At that time, the threat appeared low. “First, let me be very clear. No one in Kentucky has been diagnosed with the novel coronavirus,” said Governor Beshear.
Then on March 6, the governor confirmed the Commonwealth’s first coronavirus case.
“The individual that has tested positive for the virus is in Lexington and is currently being treated in isolation,” Beshear said.
While declaring a state of emergency and announcing daily briefings, the Governor tried to stay optimistic, saying that the risk to Kentuckians remained low.
However, just ten days later the Governor announced the first of what would become thousands of deaths. “Today we’re reporting that we lost the individual that we knew was in bad shape. They are the Bourbon County resident. They have passed away,” said Beshear.
From that point on, the Governor held at least one, sometimes two, daily briefings through March and then April. Most days the governor would read through a list of “Ten Steps to Fight COVID-19”. It included things like hand washing, social distancing and prioritizing mental health.
“So tomorrow we’re going to take a day off.

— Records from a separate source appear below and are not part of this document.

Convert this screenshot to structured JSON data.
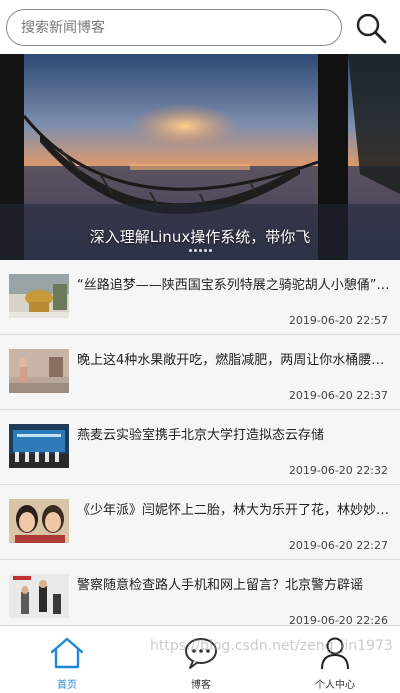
{
  "search": {
    "placeholder": "搜索新闻博客",
    "button_icon": "search-icon"
  },
  "banner": {
    "caption": "深入理解Linux操作系统，带你飞",
    "dots_count": 5
  },
  "news": [
    {
      "title": "“丝路追梦——陕西国宝系列特展之骑驼胡人小憩俑”开…",
      "time": "2019-06-20 22:57"
    },
    {
      "title": "晚上这4种水果敞开吃，燃脂减肥，两周让你水桶腰…",
      "time": "2019-06-20 22:37"
    },
    {
      "title": "燕麦云实验室携手北京大学打造拟态云存储",
      "time": "2019-06-20 22:32"
    },
    {
      "title": "《少年派》闫妮怀上二胎，林大为乐开了花，林妙妙…",
      "time": "2019-06-20 22:27"
    },
    {
      "title": "警察随意检查路人手机和网上留言？北京警方辟谣",
      "time": "2019-06-20 22:26"
    }
  ],
  "tabs": [
    {
      "label": "首页",
      "icon": "home-icon",
      "active": true
    },
    {
      "label": "博客",
      "icon": "chat-bubble-icon",
      "active": false
    },
    {
      "label": "个人中心",
      "icon": "user-icon",
      "active": false
    }
  ],
  "watermark": "https://blog.csdn.net/zeng_jin1973",
  "colors": {
    "accent": "#1e88d8",
    "text": "#222222",
    "time": "#444444"
  }
}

A day off from, my very first day off, from this briefing. I need to prioritize my mental health, if not just for a day. And I know you need to, too,” Beshear said.
Governor Beshear was back the following Sunday with another update. He always started the same way, with the phrase “We will get through this. We will get through this together.”
Governor Beshear kept holding coronavirus briefings through the winter holidays, through another big surge in cases in January and through the rollout of the coronavirus vaccine.
When the Governor finishes his last coronavirus briefing June 11, he will have briefed Kentuckians on the pandemic more than 250 times. Some Kentuckians criticized the number of briefings Beshear held. Republican Agriculture Commissioner Ryan Quarles said the first month or so of briefings helped Kentuckians understand the pandemic.
“But over the past half year or so, I think that the message coming out of the governor’s office and the reality on the ground in Kentucky presented a severe disconnect,” said Quarles.
Quarles added that he’s glad the briefings are coming to an end and Kentucky is finally catching up to states that opened months ago.
There was also concern that the Governor was using the briefings as a means of political self-promotion.
Al Cross is Director of the Institute for Rural Journalism and Community Issues. He said the daily briefings where necessary and informative.
“The political effect for him was clearly good but I think he also had an obligation to give the public as much information as possible and to answer questions as much as possible. He may have stretched it a little bit,” said Cross.
Cross added that the Governor made a lot of appearances, but hasn’t become a skilled media star.
“Frankly, I really don’t think he’s developed his public presentation skills as much as I thought he would in the last year,” said Cross.
The Governor’s last coronavirus briefing is set for Friday afternoon at 12:30.